As profundas alterações introduzidas na Lei de Improbidade Administrava, com o advento da Lei nº 14.230 de 2021, começam a surtir seus efeitos nos casos concretos levados aos tribunais brasileiros, sendo, talvez, a de maior importância, a abolição da modalidade culposa dos atos de improbidade. Um inquestionável passo à frente do Direito Administrativo Sancionador.

Todavia, não podemos deixar de chamar a atenção para um fenômeno que a vida prática começa a nos evidenciar: uma estranha e indesejada “admissão tácita” das ações de improbidade, que parece guardar pouco (ou mesmo nenhuma) compatibilidade com a nova legislação.

Explica-se: previamente à reforma da legislação, o recebimento da petição inicial era condicionado à abertura de prazo para a apresentação de defesa prévia por parte do requerido, de acordo com o artigo 17, § 7º:

“Estando a inicial em devida forma, o juiz mandará autuá-la e ordenará a notificação do requerido, para oferecer manifestação por escrito, que poderá ser instruída com documentos e justificações, dentro do prazo de quinze dias.”
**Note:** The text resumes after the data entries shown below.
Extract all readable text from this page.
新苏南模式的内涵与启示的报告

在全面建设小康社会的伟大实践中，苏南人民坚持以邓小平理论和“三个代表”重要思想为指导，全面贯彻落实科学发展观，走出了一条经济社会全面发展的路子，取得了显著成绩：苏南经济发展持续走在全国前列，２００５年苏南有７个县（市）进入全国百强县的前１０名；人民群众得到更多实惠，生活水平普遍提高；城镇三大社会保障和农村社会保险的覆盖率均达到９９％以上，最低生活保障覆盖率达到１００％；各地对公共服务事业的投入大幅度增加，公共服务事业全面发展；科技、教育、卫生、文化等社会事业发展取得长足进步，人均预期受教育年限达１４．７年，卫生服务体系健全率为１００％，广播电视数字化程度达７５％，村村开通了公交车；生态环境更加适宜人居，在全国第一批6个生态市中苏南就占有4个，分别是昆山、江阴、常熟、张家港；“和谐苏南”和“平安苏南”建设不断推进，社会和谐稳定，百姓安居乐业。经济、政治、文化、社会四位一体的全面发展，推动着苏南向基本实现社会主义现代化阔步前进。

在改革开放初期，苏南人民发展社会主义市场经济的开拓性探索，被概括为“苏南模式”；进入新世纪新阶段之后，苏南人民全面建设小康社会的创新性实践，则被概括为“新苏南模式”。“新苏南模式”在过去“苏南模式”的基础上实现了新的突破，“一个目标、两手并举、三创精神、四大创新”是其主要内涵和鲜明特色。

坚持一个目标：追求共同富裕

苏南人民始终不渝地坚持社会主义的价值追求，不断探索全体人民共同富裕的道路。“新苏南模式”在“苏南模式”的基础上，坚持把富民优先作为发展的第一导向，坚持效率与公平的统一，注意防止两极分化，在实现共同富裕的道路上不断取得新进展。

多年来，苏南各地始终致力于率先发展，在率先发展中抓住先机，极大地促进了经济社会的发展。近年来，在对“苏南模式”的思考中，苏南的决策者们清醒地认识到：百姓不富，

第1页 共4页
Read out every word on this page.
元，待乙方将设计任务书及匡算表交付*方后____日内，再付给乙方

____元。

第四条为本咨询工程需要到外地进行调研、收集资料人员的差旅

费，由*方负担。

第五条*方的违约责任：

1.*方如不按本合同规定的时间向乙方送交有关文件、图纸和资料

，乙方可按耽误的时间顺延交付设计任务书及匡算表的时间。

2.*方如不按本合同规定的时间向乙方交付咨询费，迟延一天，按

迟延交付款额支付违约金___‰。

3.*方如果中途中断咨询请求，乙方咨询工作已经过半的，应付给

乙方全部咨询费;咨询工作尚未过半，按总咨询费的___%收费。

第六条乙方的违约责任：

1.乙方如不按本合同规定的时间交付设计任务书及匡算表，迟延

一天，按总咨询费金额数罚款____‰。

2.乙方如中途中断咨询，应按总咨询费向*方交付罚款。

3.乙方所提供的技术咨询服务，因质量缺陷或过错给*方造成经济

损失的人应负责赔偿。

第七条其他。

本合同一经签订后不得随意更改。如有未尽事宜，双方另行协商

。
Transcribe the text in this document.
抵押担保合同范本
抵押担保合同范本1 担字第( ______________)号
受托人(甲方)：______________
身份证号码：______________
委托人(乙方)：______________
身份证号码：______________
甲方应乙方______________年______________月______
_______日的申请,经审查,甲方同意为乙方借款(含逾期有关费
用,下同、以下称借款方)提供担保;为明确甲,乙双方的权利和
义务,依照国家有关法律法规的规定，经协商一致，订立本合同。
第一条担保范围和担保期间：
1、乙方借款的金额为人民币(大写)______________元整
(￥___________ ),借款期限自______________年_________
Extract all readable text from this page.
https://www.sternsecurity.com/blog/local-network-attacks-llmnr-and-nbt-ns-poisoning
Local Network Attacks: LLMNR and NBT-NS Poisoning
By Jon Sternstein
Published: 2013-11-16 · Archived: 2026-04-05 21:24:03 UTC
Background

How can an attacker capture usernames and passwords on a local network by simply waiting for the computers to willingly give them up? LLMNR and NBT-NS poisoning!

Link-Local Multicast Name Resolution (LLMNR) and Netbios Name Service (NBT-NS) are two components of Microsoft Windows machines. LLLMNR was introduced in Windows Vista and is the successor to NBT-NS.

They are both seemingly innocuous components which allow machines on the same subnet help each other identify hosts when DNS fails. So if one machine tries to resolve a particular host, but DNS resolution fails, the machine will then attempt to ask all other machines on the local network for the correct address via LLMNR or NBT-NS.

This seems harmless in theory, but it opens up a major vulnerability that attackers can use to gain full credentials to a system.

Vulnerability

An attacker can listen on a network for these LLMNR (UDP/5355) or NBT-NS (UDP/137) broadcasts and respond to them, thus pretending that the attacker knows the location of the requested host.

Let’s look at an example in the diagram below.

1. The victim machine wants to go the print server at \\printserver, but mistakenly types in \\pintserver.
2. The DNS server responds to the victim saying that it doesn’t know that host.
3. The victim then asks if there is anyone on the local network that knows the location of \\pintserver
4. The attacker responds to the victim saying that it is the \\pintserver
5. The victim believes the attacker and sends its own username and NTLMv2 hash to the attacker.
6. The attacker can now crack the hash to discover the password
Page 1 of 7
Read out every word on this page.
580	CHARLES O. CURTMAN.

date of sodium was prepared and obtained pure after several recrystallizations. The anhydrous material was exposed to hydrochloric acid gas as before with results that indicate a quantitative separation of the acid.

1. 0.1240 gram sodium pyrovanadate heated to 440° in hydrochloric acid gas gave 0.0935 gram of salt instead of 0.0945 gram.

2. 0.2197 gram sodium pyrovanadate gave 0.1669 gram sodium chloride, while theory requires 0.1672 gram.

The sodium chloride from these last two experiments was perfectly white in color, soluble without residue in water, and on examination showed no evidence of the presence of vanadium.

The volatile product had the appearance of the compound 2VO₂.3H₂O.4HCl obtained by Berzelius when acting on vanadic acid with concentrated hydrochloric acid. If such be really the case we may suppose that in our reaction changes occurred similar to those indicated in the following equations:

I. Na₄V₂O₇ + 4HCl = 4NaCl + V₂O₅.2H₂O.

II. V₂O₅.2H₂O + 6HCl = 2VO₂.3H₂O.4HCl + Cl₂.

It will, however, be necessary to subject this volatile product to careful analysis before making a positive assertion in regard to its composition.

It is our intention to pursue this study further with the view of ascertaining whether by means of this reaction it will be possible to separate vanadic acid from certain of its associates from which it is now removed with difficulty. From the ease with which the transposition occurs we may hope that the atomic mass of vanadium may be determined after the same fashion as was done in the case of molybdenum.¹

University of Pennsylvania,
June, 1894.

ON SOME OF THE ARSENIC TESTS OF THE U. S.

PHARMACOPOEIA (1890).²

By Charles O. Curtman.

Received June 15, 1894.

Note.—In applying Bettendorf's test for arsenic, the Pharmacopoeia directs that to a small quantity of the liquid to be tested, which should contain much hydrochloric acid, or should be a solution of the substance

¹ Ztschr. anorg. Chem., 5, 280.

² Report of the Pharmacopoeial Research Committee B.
Tão somente após a apresentação da defesa prévia, que devia se limitar, ao menos em tese, às justificativas para a rejeição imediata da inicial, é que poderia o juízo decidir pelo recebimento, ou não, da ação [1], sempre de maneira fundamentada, por determinação expressa da lei de regência e da jurisprudência firme do Superior Tribunal de Justiça:

[Antiga redação do art. 17, § 8o]

“Recebida a manifestação, o juiz, no prazo de trinta dias, em decisão fundamentada, rejeitará a ação, se convencido da inexistência do ato de improbidade, da improcedência da ação ou da inadequação da via eleita.” (Grifos nossos)

[Superior Tribunal de Justiça]

1. Esta Corte Superior tem a diretriz de que a decisão de recebimento da inicial da ação de improbidade também deve ser juridicamente fundamentada, não se dispensando a criteriosa identificação da presença de justa causa.

2. A justa causa é o ponto de apoio e mesmo a coluna mestra de qualquer imputação de ilícito, a quem quer que seja. Se assim não fosse, seriam admissíveis as imputações genéricas, abstratas, desfundamentadas, deslastreadas de elementos fáticos ou naturalísticos, ficando as pessoas ao seu alcance, ainda que não se demonstrem atos subjetivos praticados por elas (AgInt no AResp 961.744/RJ, Rel. p/Acórdão Min. NAPOLEÃO NUNES MAIA FILHO, DJe 3.4.2019).”

(AgInt no AREsp Nº 1309151-RS, Min. Manoel Erhardt, Primeira Turma, DJ 19/10/2021)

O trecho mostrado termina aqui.